Und Aurie begann langsam, sich zu erinnern. Es war wie eine Geschichte, die sie vor langer Zeit gehört hatte, die ihr Stück für Stück wieder einfiel.
„Mein Strahlen soll jeden Menschen in seinem Herzen berühren und an die Liebe erinnern, die uns alle miteinander verbindet. Die Menschen sollen dadurch eine Chance haben, sich wieder ihrem eigenen Licht und ihren Fähigkeiten zuzuwenden. Je mehr Menschen sich an ihre Fähigkeiten erinnern und sich entscheiden, diese bewusst zum Wohle aller Menschen einzusetzen, desto mehr Harmonie und Zufriedenheit wird auf der Erde entstehen.“ Aurie bekam eine Gänsehaut.
„Ich möchte gerne die Gesetze hier auf der Erde kennenlernen und verstehen, wie sie funktioniert.
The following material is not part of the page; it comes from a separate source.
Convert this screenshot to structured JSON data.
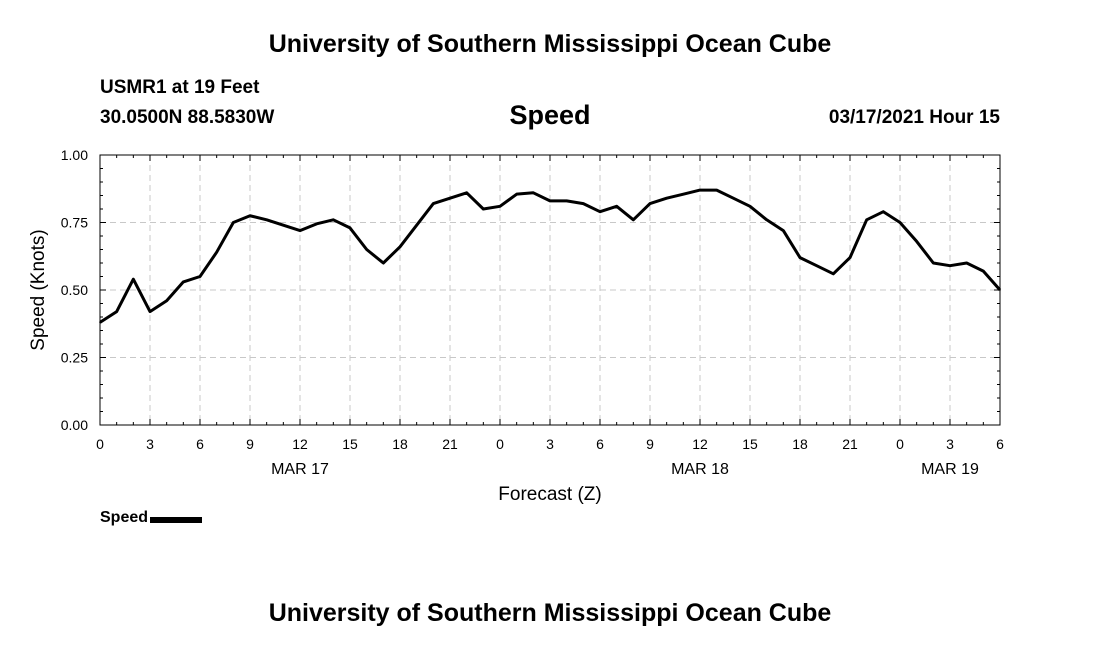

Nur dann kann ich auch eine Veränderung bewirken und den Menschen helfen.“ Aurie rannen Tränen die Wange herunter und sie spürte die tiefe Liebe in sich, die von Noah ausging, der immer noch seine Flügel um sie gelegt hatte.
„Wenn ich meine Stärke und Selbstsicherheit in die Welt bringe, dann kann ich alle Herausforderungen meistern und die Leute werden sehen, welche Möglichkeiten sich ergeben, wenn man im Vertrauen ist.“
Aurie schwieg. Sie war tief berührt von diesen Eindrücken.
„Und das habe ich vergessen…“ murmelte sie. „Ich weiß aber gar nicht, wie das möglich sein soll, Noah. Die Menschen sind doch noch so schwer und oft so wenig offen.“ Aurie war traurig.
„Es wird möglich sein, Aurie. Vertrau mir. Aber das ist erst der nächste Schritt. Jetzt geht es erst einmal darum, dass Deine Vision in Dir wieder lebendig wird und Du wieder an sie glaubst. Sie muss ein starkes Bild in Dir werden. Denk an die Kraft Deiner Gedanken. Erst, wenn das Ziel klar ist und Du wirklich dorthin willst, kannst Du den Weg dorthin finden. Und der Wille muss sehr stark sein, damit Du auch Stürme überstehst.“ Noah lächelte gutmütig.
„Jetzt bedanke Dich bei Deinem Schutzengel, dass er Dir geholfen hat, Dich zu erinnern. Verankere die Vision ganz tief in Deinem Herzen, wie einen kostbaren Schatz.“ Noah öffnete die Flügel und tauchte wieder vor Aurie auf. Sie fühlte eine große Wärme und Ruhe durch sich strömen. Ihr Herz war voller Dankbarkeit dafür, dass sie sich an ihre Vision erinnern konnte.
„Wie kannst Du Deine Vision jetzt bildlich machen, Aurie, damit Du sie nicht mehr vergisst und Dich jeden Tag daran erinnerst?“ fragte sie Noah.
Aurie überlegte.
„Ich werde mir ein großes Blatt Papier nehmen und ein Bild davon malen. Und ich frage Großmutter, ob sie ein Foto von mir mit 3 Jahren hat, auf dem man mein wunderbares Strahlen sieht, das jeden berührt. Das klebe ich mit darauf. Und ich bitte Dich um eine Feder.“ Aurie grinste breit und Noah lachte. „Die klebe ich auch dazu, wenn ich sie gefunden habe. Als Erinnerung, dass Du immer bei mir bist und mir helfen wirst, meine Vision zu leben.“
„Das ist eine gute Idee, Aurie! Zeig mir Dein Bild, wenn es fertig ist. Vor allem ist aber wichtig, Aurie, dass Du jeden Tag dieses Bild anschaust, die Kraft Deiner Vision spürst, und Dich wieder mit ihr verbindest. Erst, wenn Deine Vision wieder ganz lebendig in Dir ist, sind die nächsten Schritte möglich.“
Noah erhob sich und blickte Aurie gütig an. „Beim nächsten Mal unterhalten wir uns weiter darüber, Aurie. Jetzt lauf nach drinnen und mach Dich an Dein Bild.“
Sie stand auf und ging zum Haus. Als sie zurück blickte stand Noah noch immer beim Apfelbaum. Im nächsten Moment war er verschwunden.
Aurie ging hinein und begann damit, das Bild ihrer Vision zu malen.